Le sujet publié par le quotidien Liberté est au centre de tous les débats. En effet, il s’agit de la publication d’un appel d’offres relatif  à l’installation et la mise en service d’une solution de messagerie collaborative au profit de l’administration publique qui est un outil incontournable dans toutes les structures. Cette mesure constitue en quelque sorte le socle sur lequel s’appuient  les administrations,  associations, collectivité locale ou entreprise dans la gestion de leurs organisations. Elle est bien souvent utile dans l’envoi ou la réception de courriels, la gestion de carnets d’adresse de contacts privés et partagés et  l’agenda personnel pour l’organisation de réunion.

Le bémol dans cet appel d’offres (numéro AAOR N°001/2017/MPEN/CAB/PRMP publié dans le quotidien Togo-Presse N°10165 du 15 novembre 2017) est que les sociétés figurant sur la liste sont toutes étrangères, alors que pour les spécialistes du domaine, il y a plusieurs sociétés togolaises qui sont en mesure de soumissionner à ce marché.

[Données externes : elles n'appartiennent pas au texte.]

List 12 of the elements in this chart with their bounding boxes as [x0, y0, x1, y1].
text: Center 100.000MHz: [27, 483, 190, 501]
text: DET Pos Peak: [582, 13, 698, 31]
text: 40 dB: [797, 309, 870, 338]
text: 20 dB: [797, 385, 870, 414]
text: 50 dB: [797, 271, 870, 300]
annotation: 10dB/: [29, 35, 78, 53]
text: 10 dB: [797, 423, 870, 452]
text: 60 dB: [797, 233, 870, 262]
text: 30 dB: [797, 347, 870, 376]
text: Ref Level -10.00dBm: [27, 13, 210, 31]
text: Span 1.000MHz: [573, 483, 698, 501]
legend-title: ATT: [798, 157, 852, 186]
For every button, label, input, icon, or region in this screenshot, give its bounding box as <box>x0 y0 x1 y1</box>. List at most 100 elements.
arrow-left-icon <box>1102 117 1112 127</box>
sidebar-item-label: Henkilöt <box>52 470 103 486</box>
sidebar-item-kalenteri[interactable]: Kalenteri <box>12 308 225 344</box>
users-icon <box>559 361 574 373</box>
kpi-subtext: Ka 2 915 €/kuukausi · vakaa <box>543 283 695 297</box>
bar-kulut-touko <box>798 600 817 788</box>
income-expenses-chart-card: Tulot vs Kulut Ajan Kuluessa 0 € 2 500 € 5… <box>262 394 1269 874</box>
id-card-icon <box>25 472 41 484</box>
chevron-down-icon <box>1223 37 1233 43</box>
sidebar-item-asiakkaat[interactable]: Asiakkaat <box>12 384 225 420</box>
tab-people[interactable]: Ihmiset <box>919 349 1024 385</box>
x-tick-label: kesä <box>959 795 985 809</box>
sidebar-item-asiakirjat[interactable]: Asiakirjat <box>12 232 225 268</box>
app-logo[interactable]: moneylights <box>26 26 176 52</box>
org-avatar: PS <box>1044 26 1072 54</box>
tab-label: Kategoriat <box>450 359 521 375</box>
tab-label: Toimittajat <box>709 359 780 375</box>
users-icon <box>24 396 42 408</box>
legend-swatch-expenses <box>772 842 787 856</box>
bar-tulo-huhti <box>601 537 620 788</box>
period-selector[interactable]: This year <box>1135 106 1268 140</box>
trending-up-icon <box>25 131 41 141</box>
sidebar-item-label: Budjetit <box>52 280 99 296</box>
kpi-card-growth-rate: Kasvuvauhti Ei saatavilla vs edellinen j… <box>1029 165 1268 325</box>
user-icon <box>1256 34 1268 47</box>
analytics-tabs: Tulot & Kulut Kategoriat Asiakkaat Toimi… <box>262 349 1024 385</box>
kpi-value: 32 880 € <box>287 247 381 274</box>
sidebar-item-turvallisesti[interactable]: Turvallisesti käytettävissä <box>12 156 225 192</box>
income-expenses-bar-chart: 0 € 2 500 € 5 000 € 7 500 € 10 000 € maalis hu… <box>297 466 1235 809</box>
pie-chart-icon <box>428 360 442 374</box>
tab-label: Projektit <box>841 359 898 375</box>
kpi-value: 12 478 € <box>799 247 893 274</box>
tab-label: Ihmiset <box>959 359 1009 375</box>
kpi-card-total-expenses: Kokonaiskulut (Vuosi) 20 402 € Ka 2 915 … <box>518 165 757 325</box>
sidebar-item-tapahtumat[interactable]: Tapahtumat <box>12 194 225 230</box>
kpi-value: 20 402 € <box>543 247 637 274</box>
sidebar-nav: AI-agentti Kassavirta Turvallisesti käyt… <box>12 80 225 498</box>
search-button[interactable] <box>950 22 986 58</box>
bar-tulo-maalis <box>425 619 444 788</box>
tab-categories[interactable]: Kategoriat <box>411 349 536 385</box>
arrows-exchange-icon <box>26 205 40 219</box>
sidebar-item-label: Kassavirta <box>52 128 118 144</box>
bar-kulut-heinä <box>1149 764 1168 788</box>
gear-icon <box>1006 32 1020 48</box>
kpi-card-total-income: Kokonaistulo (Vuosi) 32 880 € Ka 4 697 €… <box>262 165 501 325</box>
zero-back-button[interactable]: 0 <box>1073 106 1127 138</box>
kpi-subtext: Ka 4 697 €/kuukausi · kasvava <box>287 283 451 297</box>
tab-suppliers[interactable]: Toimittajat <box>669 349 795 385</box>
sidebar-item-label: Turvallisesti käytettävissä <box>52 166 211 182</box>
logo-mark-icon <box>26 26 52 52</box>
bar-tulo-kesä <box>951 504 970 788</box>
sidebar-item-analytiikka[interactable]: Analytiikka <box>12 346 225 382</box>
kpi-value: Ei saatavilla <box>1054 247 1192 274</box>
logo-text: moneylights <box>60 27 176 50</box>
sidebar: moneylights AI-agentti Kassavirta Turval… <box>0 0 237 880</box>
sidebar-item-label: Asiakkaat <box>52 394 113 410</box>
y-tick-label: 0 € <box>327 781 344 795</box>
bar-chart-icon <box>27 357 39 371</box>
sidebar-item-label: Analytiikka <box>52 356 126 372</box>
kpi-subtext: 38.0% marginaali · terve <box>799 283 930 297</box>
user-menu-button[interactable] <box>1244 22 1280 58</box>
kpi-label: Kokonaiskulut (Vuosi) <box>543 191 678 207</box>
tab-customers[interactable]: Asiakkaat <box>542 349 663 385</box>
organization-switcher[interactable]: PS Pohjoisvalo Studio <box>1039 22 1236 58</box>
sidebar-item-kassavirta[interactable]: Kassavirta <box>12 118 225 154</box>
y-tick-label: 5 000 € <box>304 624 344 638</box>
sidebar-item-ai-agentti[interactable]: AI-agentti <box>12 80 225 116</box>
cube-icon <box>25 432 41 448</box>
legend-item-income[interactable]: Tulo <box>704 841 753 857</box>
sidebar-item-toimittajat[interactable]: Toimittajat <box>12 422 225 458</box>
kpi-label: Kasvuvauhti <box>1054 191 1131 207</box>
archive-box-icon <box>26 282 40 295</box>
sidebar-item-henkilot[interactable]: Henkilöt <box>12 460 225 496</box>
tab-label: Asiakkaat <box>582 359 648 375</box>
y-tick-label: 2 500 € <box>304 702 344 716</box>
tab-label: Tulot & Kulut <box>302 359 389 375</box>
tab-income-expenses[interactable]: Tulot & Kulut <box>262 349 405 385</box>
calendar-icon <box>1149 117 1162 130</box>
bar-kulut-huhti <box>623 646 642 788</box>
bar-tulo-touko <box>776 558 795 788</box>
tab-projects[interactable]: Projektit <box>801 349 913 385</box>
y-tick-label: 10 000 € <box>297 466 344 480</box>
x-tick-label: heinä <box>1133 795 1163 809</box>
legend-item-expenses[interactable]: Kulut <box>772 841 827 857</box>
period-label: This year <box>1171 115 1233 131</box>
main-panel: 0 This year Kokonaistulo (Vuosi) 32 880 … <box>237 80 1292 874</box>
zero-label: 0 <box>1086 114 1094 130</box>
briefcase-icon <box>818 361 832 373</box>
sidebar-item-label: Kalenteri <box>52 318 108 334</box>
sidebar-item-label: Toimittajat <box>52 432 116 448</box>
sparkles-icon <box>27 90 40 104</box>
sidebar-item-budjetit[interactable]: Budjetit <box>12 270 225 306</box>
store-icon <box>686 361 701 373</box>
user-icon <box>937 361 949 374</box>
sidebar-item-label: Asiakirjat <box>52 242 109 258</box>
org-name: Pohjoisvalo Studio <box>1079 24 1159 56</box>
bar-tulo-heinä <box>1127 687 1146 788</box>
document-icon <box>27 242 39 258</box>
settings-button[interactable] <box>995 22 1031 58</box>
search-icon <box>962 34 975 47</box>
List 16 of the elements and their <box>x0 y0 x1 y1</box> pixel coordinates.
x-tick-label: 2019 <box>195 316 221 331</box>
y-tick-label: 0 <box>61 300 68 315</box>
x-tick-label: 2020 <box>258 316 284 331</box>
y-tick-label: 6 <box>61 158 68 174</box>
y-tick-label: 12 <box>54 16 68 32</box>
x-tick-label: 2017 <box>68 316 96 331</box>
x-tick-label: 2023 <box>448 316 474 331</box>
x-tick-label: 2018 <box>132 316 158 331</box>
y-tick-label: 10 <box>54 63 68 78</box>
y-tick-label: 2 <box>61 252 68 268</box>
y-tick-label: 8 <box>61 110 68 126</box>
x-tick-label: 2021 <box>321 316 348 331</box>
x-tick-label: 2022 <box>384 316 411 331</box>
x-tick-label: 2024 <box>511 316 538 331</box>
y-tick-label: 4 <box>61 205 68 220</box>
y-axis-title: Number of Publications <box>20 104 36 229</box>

« Ce projet ne nécessite même plus l’achat de matériel, puisqu’il y a le projet e-gov qui a installé le matériel dont on peut se servir et le projet Data Center qui a sûrement des machines aussi. Il suffit de trouver le logiciel serveur qui sera soit payant ou une version libre, faire la configuration et former les potentiels utilisateurs à son fonctionnement. C’est tout et c’est très simple. On n’a pas besoin de faire appel à des sociétés occidentales pour la réalisation de ce projet. Le Togo regorge de beaucoup de jeunes ingénieurs et des sociétés capables de faire cette installation », souligne un ingénieur télécom, cité par le quotidien.

Ce penchant pour les sociétés étrangères provoque par ailleurs une surenchère du projet. Ce qui devrait coûter entre 200 ou 300 millions va finalement revenir à près d’un milliard pour le contribuable togolais, estime t-on .On crie donc au « scandale » et on dénonce « un crime contre l’économie nationale » au sein de la classe économique.

Notons que ce sont les structures étrangères. LINAGORA, BlueMind, Wirepick, Alt-N Technologies, Alinto, Altiore TECHNOLOGIE Alma, PowerMail,qui sont retenues sur la liste.